Out-Law Guide 3 min. read

Directors' service contracts: An introduction


This guide is based on UK law as at 1st February 2010, unless otherwise stated. It is part of a series on Directors' service contracts . Directors and employers clearly do not start with a clean...

This guide is based on UK law as at 1st February 2010, unless otherwise stated. It is part of a series on Directors' service contracts.

The general legal and regulatory framework

Directors and employers clearly do not start with a clean sheet of paper when negotiating a contract. There are several legislative, regulatory and other provisions that determine what is lawful and/or prudent, particularly in the case of a listed company. The following factors should be borne in mind.

Directors have, as OUT-LAW's guides on directors' duties make clear, a duty to promote the success of the company at all times. When negotiating and agreeing service contracts, they need to ensure that their conduct is consistent with this duty.

  • The Companies Act imposes certain constraints on the length of notice periods and fixed terms.
  • The Companies Act also requires listed companies to make full disclosure of directors’ rewards in a remuneration report on which shareholders have an advisory vote at the AGM. (Large votes against the report always mean bad publicity – see Investor activism in our guide, Remuneration issues: An introduction.)
  • The UK Corporate Governance Code, which applies to all listed companies, imposes requirements regarding the source of instructions (see section 2, below), the length of notice periods and fixed terms, the make-up of the remuneration package and the negotiation of termination packages.
  • The Institutional Investors’ Corporate Governance Statements set out details of the approach institutional investors expect companies to take in relation to the length of notice periods and fixed terms, the make-up of the remuneration package and severance packages.
  • The ‘Joint Statement’ by the Association of British Insurers (ABI) and the National Association of Pension Funds (NAPF), issued on 18 February 2008, sets out guidelines on executive contracts and severance.

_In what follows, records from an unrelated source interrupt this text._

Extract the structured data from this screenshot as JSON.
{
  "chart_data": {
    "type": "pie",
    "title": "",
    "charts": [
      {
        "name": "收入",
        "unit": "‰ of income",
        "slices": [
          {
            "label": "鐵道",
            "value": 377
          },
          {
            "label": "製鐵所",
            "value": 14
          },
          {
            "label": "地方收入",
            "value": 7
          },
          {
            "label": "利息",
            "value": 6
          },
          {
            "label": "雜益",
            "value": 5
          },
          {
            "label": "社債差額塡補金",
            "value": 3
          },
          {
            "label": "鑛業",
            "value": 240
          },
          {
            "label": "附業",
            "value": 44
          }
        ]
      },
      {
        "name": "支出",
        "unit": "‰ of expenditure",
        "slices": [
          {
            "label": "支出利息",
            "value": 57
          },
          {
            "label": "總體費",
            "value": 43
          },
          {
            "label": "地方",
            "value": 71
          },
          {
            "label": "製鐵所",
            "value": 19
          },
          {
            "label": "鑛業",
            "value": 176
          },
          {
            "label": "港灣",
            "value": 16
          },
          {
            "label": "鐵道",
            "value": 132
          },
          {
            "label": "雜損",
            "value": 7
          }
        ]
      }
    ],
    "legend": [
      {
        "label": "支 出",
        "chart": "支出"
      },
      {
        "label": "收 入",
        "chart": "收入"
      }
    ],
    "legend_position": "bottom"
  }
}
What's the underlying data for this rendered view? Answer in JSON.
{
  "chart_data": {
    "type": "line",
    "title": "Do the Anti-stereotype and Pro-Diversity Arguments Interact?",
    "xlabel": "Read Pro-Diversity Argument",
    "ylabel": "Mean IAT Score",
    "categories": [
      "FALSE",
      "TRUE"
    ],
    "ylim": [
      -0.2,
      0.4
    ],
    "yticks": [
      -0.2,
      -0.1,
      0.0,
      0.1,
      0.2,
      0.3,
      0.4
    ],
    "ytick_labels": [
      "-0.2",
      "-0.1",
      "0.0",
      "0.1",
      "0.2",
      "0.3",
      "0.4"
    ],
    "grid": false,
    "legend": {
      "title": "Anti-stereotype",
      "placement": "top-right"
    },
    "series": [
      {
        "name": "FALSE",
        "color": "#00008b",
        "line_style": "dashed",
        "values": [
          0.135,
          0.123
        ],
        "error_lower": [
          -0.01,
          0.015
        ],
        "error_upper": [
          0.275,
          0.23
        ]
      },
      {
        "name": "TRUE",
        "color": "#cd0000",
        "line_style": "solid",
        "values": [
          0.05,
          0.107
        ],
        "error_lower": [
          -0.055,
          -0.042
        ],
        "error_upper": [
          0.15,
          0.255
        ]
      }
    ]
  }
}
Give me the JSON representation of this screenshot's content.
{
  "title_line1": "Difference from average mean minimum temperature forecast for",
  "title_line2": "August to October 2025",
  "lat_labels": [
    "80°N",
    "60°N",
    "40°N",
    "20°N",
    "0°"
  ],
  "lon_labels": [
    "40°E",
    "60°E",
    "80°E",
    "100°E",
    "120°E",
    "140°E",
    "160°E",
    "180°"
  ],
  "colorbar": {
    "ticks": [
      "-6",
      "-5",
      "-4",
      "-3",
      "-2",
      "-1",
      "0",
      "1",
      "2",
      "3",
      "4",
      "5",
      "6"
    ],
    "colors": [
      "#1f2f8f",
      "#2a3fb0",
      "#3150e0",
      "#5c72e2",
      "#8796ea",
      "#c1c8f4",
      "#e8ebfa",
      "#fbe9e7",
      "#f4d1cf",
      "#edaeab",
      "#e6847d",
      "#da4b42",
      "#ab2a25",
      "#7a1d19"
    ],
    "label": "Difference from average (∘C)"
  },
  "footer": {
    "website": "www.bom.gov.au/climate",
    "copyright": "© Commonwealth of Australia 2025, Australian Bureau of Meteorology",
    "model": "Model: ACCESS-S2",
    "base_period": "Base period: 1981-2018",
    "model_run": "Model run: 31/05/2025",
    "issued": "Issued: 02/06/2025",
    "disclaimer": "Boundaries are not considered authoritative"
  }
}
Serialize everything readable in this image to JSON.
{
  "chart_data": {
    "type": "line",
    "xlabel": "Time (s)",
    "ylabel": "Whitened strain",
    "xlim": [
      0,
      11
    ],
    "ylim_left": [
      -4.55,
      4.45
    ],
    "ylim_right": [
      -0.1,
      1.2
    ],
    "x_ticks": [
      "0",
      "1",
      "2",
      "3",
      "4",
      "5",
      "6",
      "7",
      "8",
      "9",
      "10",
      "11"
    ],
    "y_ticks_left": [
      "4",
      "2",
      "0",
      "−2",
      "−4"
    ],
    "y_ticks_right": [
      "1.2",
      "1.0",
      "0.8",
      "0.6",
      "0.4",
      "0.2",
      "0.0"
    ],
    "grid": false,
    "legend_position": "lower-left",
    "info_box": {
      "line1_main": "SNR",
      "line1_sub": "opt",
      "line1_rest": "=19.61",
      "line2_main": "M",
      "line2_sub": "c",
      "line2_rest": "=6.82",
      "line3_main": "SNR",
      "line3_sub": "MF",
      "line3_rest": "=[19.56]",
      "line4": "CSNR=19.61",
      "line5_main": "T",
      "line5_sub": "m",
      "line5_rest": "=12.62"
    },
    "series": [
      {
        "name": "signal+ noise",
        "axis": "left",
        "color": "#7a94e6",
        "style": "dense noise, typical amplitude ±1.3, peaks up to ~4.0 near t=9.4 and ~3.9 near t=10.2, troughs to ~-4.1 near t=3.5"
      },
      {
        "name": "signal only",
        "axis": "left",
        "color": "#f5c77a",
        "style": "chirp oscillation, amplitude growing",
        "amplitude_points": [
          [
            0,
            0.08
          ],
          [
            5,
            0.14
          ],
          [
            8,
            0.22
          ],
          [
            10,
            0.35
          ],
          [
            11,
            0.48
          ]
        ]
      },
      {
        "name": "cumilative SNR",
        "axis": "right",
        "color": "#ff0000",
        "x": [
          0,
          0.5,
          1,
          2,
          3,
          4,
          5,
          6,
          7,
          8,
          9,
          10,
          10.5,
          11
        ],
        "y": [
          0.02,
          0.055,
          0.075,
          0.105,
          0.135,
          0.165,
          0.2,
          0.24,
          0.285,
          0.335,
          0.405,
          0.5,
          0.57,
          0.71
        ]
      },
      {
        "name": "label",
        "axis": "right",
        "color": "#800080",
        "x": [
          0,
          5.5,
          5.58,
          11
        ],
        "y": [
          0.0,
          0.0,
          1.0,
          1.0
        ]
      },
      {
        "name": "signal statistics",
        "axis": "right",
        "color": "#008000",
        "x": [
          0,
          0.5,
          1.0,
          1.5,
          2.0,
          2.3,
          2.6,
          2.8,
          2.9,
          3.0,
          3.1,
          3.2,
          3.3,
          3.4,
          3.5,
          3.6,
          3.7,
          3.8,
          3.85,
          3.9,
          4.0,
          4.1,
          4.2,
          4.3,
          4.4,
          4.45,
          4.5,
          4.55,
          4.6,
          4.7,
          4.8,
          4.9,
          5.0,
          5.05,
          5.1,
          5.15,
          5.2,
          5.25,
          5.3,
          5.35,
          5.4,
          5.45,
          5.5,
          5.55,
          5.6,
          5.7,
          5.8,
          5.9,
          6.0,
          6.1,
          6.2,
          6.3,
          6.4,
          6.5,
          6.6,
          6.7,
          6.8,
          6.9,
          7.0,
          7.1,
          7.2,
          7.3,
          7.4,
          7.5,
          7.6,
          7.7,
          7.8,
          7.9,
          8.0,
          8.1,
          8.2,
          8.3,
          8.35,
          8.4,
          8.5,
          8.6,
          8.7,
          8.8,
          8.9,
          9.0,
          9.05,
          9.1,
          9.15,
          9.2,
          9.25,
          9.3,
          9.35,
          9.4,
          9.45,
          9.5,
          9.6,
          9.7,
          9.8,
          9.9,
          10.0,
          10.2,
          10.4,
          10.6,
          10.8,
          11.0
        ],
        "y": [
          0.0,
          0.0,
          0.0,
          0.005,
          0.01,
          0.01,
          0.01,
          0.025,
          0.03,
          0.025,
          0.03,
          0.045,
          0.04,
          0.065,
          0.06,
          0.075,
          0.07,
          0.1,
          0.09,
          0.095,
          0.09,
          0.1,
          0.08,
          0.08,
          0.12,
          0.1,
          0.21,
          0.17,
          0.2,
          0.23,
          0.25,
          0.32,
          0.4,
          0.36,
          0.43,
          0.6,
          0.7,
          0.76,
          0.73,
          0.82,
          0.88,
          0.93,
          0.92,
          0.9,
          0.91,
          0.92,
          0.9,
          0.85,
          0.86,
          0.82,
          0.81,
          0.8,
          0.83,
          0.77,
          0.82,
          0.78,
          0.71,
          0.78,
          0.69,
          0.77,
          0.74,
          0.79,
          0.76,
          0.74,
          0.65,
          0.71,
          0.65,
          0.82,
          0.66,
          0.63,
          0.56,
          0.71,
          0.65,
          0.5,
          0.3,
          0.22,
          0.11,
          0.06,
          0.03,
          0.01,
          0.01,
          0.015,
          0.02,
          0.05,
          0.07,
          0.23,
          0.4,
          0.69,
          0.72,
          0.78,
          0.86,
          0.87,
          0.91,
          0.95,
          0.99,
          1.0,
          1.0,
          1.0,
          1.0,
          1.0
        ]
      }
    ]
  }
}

So listed companies are increasingly expected to comply with requirements over and above those laid down by statute – ie with the recommendations of the Corporate Governance Code – and to respect the views of institutional investors, whose stewardship role was emphasised by the 2009 Walker Report. (See our guides to Corporate governance and Remuneration issues.) Thus, notice periods shorter than 12 months are becoming common. (As our guide to Corporate governance makes clear, the Listing Rules require companies either to comply with the detailed provisions of the Code or explain, in the annual report, why they have not done so.)

The service contract between an employer and a director is both a legal agreement and an incentive tool: it’s also the focus of many corporate governance concerns, particularly on ‘rewards for failure’. The Joint Statement by the ABI and the NAPF concludes: ‘It is unacceptable that poor performance by senior executives, which detracts from the value of an enterprise and threatens the livelihood of employees, can result in excessive payments to departing directors. Boards have a responsibility to ensure that this does not occur.’

General principles of negotiation; source of instructions

There are two key legal and regulatory points.

A director should not be personally involved in their own service agreement and remuneration package.

This means that they should not be responsible for preparing or instructing the company’s lawyers in relation to their own contract and should not be involved in the company’s decision making about their own service agreement/remuneration.

There should be clarity about who has responsibility for negotiating service agreements and remuneration packages for directors.

As part of a ‘formal and transparent procedure’ for the development of executive remuneration policy and for the setting of the pay packages of individual directors, the Corporate Governance Code requires that (on a comply or explain basis):

  • The board establishes a remuneration committee of at least three, or, in the case of a smaller company, defined as a company outside the FTSE 350, two members. (The company chairman may be a member if previously classed as ‘independent’; the other members should all be independent non-executive directors).
  • Remuneration committees have delegated responsibility for setting remuneration for all executive directors and the chairman, and this extends to pension rights and any compensation payments. (See: Deciding remuneration packages, an OUT-LAW guide.)